Au niveau international un changement de paradigme

Si pour le moment, la question de la personnalité juridique de l’environnement naturel ne semble susciter guère d’intérêt au Luxembourg, ailleurs on a toutefois réalisé déjà des percées significatives. Plus de 4.500 ans après que les Égyptiens ont élevé les crues du Nil dans leur panthéon, le parlement néo-zélandais a reconnu au fleuve Whanganui la qualité d’être vivant unique, et l’a doté ainsi d’une personnalité juridique lui permettant d’être représenté dans les procédures judiciaires par deux avocats : l’un membre du gouvernement et l’autre issu du clan Whanganui.

Depuis l’adoption de sa nouvelle Constitution en 2008, l’Équateur ne considère plus la Nature comme un objet exploitable mais comme un sujet de droit à part entière. La Constitution reconnaît ainsi deux droits spécifiques à la nature : a) le droit d’être respectée, ce qui inclut non seulement l’existence de la nature en elle-même, mais aussi le maintien et la régénération des écosystèmes, de leur structure et de leurs fonctions et b) le droit d’être restaurée en cas de dommages. Il n’est guère surprenant que la genèse de ces droits soit principalement issue du monde indigène.

En 2010, la Bolivie a emboîté le pas à l’Équateur avec la conférence mondiale des peuples sur le changement climatique de Cochabamba, au cours de laquelle la Pachamama (Terre Mère en kichwa, langue amérindienne) a fait l’objet d’une déclaration. On pourrait objecter que ces exemples ont peu de chances de rayonner dans les systèmes juridiques modernes, puisque l’initiative est originaire de populations autochtones qui, avant l’arrivée des premiers colons, vivaient en parfaite symbiose avec leur environnement naturel et qui luttent maintenant contre sa dégradation. Ceci reviendrait cependant à ignorer l’arme dont se servent ces peuples dans leur lutte : le droit qui leur a été imposé par les colons européens !

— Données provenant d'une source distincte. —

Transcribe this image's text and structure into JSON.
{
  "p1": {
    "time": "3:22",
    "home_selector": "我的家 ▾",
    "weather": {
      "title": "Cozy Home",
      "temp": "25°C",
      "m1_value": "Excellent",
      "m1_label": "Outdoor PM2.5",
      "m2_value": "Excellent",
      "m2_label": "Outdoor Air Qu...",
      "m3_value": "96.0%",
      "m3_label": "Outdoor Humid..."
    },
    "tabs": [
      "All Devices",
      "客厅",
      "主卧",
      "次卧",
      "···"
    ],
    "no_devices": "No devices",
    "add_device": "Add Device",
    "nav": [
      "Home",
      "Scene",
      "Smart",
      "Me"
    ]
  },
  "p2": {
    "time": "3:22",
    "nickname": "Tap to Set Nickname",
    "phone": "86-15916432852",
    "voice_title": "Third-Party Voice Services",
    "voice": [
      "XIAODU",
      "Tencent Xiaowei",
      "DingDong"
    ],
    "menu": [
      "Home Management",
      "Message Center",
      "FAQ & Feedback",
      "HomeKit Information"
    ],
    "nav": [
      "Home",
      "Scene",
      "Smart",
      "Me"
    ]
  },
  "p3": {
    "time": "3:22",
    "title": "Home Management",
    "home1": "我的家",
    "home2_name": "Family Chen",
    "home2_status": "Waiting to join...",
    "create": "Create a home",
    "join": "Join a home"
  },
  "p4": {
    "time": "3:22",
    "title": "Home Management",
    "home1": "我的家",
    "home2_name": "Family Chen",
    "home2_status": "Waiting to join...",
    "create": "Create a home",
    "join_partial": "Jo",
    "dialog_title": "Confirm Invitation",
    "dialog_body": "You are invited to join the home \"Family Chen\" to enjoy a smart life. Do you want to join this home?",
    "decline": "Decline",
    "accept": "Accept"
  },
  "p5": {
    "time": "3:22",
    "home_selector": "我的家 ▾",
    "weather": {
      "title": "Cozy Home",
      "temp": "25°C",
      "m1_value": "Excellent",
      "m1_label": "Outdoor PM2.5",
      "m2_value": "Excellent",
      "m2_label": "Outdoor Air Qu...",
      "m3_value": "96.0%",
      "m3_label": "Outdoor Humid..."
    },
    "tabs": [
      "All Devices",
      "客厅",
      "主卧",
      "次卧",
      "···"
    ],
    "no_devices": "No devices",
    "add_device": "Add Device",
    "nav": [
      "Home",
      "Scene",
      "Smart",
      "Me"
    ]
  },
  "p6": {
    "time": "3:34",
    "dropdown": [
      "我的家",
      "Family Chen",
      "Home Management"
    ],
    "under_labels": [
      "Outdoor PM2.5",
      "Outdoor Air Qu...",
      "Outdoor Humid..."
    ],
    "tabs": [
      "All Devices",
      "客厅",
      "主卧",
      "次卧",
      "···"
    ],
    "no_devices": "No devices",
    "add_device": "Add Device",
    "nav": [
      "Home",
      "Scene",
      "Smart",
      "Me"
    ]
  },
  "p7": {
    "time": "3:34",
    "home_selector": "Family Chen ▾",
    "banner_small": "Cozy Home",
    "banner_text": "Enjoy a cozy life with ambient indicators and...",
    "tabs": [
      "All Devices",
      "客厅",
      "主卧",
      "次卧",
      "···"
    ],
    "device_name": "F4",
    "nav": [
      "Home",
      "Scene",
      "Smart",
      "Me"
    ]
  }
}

Et force est de reconnaître que, si les règles du droit moderne s’avèrent opérantes dans des cas comme ceux mentionnés ci-avant, rien ne devrait s’opposer à une application universelle. D’ailleurs, bien que l’on reproche à l’Inde moderne de ne prendre que peu d’égards envers ses populations autochtones, la Haute Cour de l’État himalayen de l’Uttarakhand s’est basée sur le common law hérité de la colonisation britannique pour reconnaître des droits personnels au Gange et son confluent la Yamuna. Tout citoyen indien pourra désormais faire valoir devant les tribunaux les droits conférés à ces deux cours d’eau du fait de la pollution qui les touche.13

Selon nous, le débat sur la différence entre la perception de la nature par la société « moderne » et les peuples autochtones est un faux débat. Car, comme nous l’avons fait remarquer d’entrée, la Nature a existé longtemps avant l’émergence des premiers humains, bien que sous une forme différente. Cinéastes hollywoodiens mis à part, il ne viendrait probablement pas à l’idée de qui que ce soit, de vouloir rétablir un environnement naturel à l’image de celui du mésozoïque où les sauriens se frayaient leur chemin dans des forêts de prêle et de fougères. Ce que nous voulons préserver, c’est la nature telle que nous la connaissons, que ce soit par amour pour sa beauté ou pour garantir la pérennité des services qu’elle nous fournit. Il s’agit en l’espèce d’une attitude conservatrice innée, propre à l’humanité entière, une attitude qui, bien qu’elle soit souvent reniée, est le garant de notre survie sur la Planète. Est-ce que l’environnement naturel fait partie de l’Homme comme le conçoit la société dite moderne ou est-ce que l’Homme fait partie de l’environnement, comme l’entendent encore certains peuples autochtones ? La question nous semble dénuée de pertinence si l’on admet que la préservation de l’environnement naturel dans lequel l’humanité a une chance de survie ne peut être assurée que par des règles faites par l’Homme pour l’Homme.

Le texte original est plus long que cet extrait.